[governance] Re: Alternative DNS systems and net neutrality
Dan Krimm
dan at musicunbound.com
Mon Nov 19 21:57:15 EST 2007
At 6:19 PM -0800 11/19/07, Suresh Ramasubramanian wrote:
>Dan Krimm [19/11/07 14:11 -0800]:
>>Then I assume you do not dispute my point that the DNS is currently not
>>"working" well in a *political* sense, and thus it would be good to
>>consider options to improve it. And in fact alternative roots might well
>
>Do me a favor. Come up with politically acceptable AND technically
>acceptable recommendations - it would be great if these recommendations are
>also calculated to scale and extend to the extent that DNS currently
>extends.
>
>That might be a more productive stage and time to rehash this discussion.
I'm a public policy professional, with some experience in technical
organizations and an ability to understand technical details when explained
in a well-defined manner, but I am not a technical architect and have never
claimed to be.
The point here is not to preempt the political issues by placing technical
criteria above all else. The political discussion must frame the technical
discussion if the technical discussion is ultimately to address the
important and inevitable political issues of the information society.
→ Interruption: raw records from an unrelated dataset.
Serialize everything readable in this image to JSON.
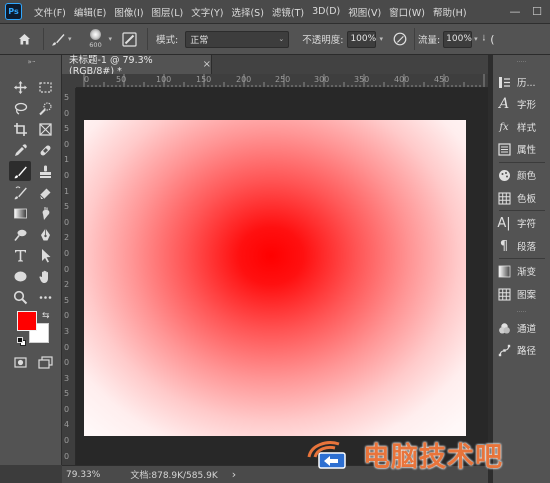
{
  "app": {
    "logo": "Ps"
  },
  "menu": [
    "文件(F)",
    "编辑(E)",
    "图像(I)",
    "图层(L)",
    "文字(Y)",
    "选择(S)",
    "滤镜(T)",
    "3D(D)",
    "视图(V)",
    "窗口(W)",
    "帮助(H)"
  ],
  "window_controls": {
    "minimize": "—",
    "maximize": "☐"
  },
  "options": {
    "brush_size": "600",
    "mode_label": "模式:",
    "mode_value": "正常",
    "opacity_label": "不透明度:",
    "opacity_value": "100%",
    "flow_label": "流量:",
    "flow_value": "100%"
  },
  "document": {
    "tab_title": "未标题-1 @ 79.3%(RGB/8#) *",
    "close_glyph": "×",
    "zoom": "79.33%",
    "doc_info": "文档:878.9K/585.9K",
    "status_arrow": "›"
  },
  "rulers": {
    "h": [
      "0",
      "50",
      "100",
      "150",
      "200",
      "250",
      "300",
      "350",
      "400",
      "450"
    ],
    "v": [
      "5",
      "0",
      "5",
      "0",
      "1",
      "0",
      "1",
      "5",
      "0",
      "2",
      "0",
      "0",
      "2",
      "5",
      "0",
      "3",
      "0",
      "0",
      "3",
      "5",
      "0",
      "4",
      "0",
      "0"
    ]
  },
  "colors": {
    "foreground": "#ff0000",
    "background": "#ffffff",
    "accent": "#31a8ff"
  },
  "panels": [
    {
      "icon": "history-icon",
      "label": "历..."
    },
    {
      "icon": "character-icon",
      "label": "字形"
    },
    {
      "icon": "styles-icon",
      "label": "样式"
    },
    {
      "icon": "properties-icon",
      "label": "属性"
    },
    {
      "icon": "color-icon",
      "label": "颜色"
    },
    {
      "icon": "swatches-icon",
      "label": "色板"
    },
    {
      "icon": "type-icon",
      "label": "字符"
    },
    {
      "icon": "paragraph-icon",
      "label": "段落"
    },
    {
      "icon": "gradient-icon",
      "label": "渐变"
    },
    {
      "icon": "patterns-icon",
      "label": "图案"
    },
    {
      "icon": "channels-icon",
      "label": "通道"
    },
    {
      "icon": "paths-icon",
      "label": "路径"
    }
  ],
  "watermark": {
    "text": "电脑技术吧"
  }
}
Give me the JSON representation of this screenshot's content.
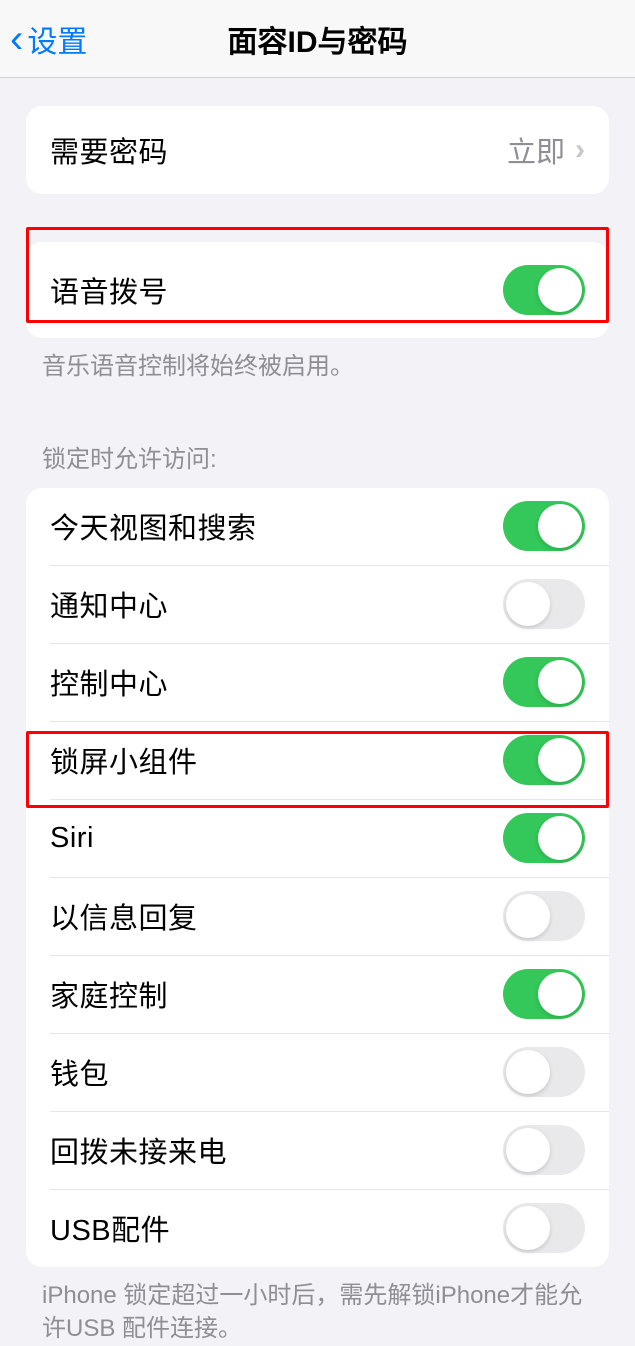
{
  "nav": {
    "back_label": "设置",
    "title": "面容ID与密码"
  },
  "passcode_row": {
    "label": "需要密码",
    "value": "立即"
  },
  "voice_dial": {
    "label": "语音拨号",
    "footer": "音乐语音控制将始终被启用。"
  },
  "lock_section": {
    "header": "锁定时允许访问:",
    "items": [
      {
        "label": "今天视图和搜索",
        "on": true
      },
      {
        "label": "通知中心",
        "on": false
      },
      {
        "label": "控制中心",
        "on": true
      },
      {
        "label": "锁屏小组件",
        "on": true
      },
      {
        "label": "Siri",
        "on": true
      },
      {
        "label": "以信息回复",
        "on": false
      },
      {
        "label": "家庭控制",
        "on": true
      },
      {
        "label": "钱包",
        "on": false
      },
      {
        "label": "回拨未接来电",
        "on": false
      },
      {
        "label": "USB配件",
        "on": false
      }
    ],
    "footer": "iPhone 锁定超过一小时后，需先解锁iPhone才能允许USB 配件连接。"
  }
}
If the technical status quo is not politically acceptable, as many argue,
then one must discuss the politics now, and let that drive the technical
explorations. There is no reason to delay the political discussion,
because in some sense it must precede the technical discussion, in order to
frame and define its mission and values. It might even get more technical
experts working on alternative root options, to help come up with a win-win
solution -- that is, bring that endeavor into the technical mainstream
instead of cordoning it off into a ghetto.
It would be unproductive to avoid the political issues at any point in this
discussion. They should be kept in mind all along the way. Forgetting
that would create a political disaster.
Dan
PS -- I don't know if Alternative DNS is necessary to solve the political
problems. It may be that institutional change can solve the political
problems under the current private technological monopoly. (In public
governance, monopolies can exist productively if they are explicitly and
thoughtfully regulated in the public interest.) Ultimately I don't really
care what the technical solution is as long as the political issues, such
as net neutrality and core neutrality, are addressed productively.